KEY POINTS:
Michael Hill International is warning that its first half trading result will be materially below last year's record interim result of $19.5 million.
The latest result, excluding restructure tax benefits, was affected by lower margins and several one-off costs associated with United States acquisitions and internal restructuring, the company said today.
"December sales targets were difficult to achieve in the tough retail conditions we were facing, especially in New Zealand and Canada.
"Margins for the group will be significantly lower for the half due to exchange rate deterioration on inventory purchases and also due to the difficult conditions that necessitated us going on 'sale' in all markets earlier than normal," chairman Michael Hill said.
"A conscious decision was made to target sales at the expense of margins due to the uncertainties of the current economic climate.

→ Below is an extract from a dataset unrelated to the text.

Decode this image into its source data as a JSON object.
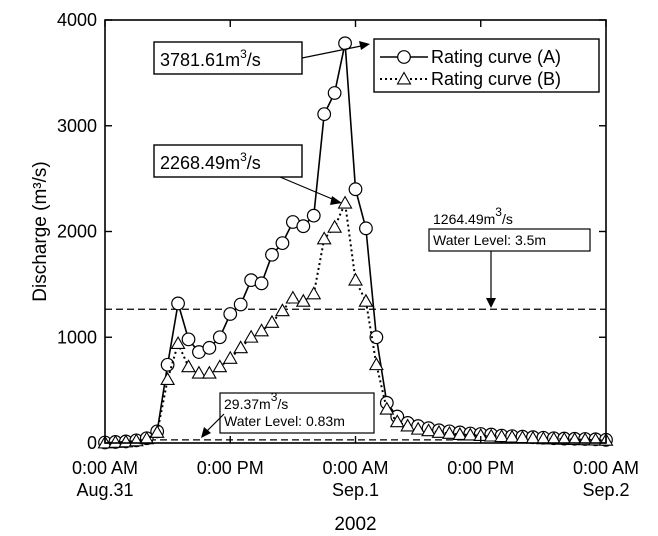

Managing inventories and cash flow was seen as a priority."
Sales figures published today show Australian same store sales up 1.2 per cent to A$113.7m ($137.7m) for the six months to the end of December, although in New Zealand dollar terms the increase was 5.7 per cent.
In this country same store sales fell 9.3 per cent to $48m. In Canada they fell 10.4 per cent to $C10.1m ($14.6m), while in NZ dollar terms the Canadian fall was 3.8 per cent.
Total same store sales rose 1 per cent to $198.9m, with the total for all stores up 8.7 per cent to $226.9m. The half year result will be released on February 20.
MHI shares were down 2c to 55c around mid-afternoon today.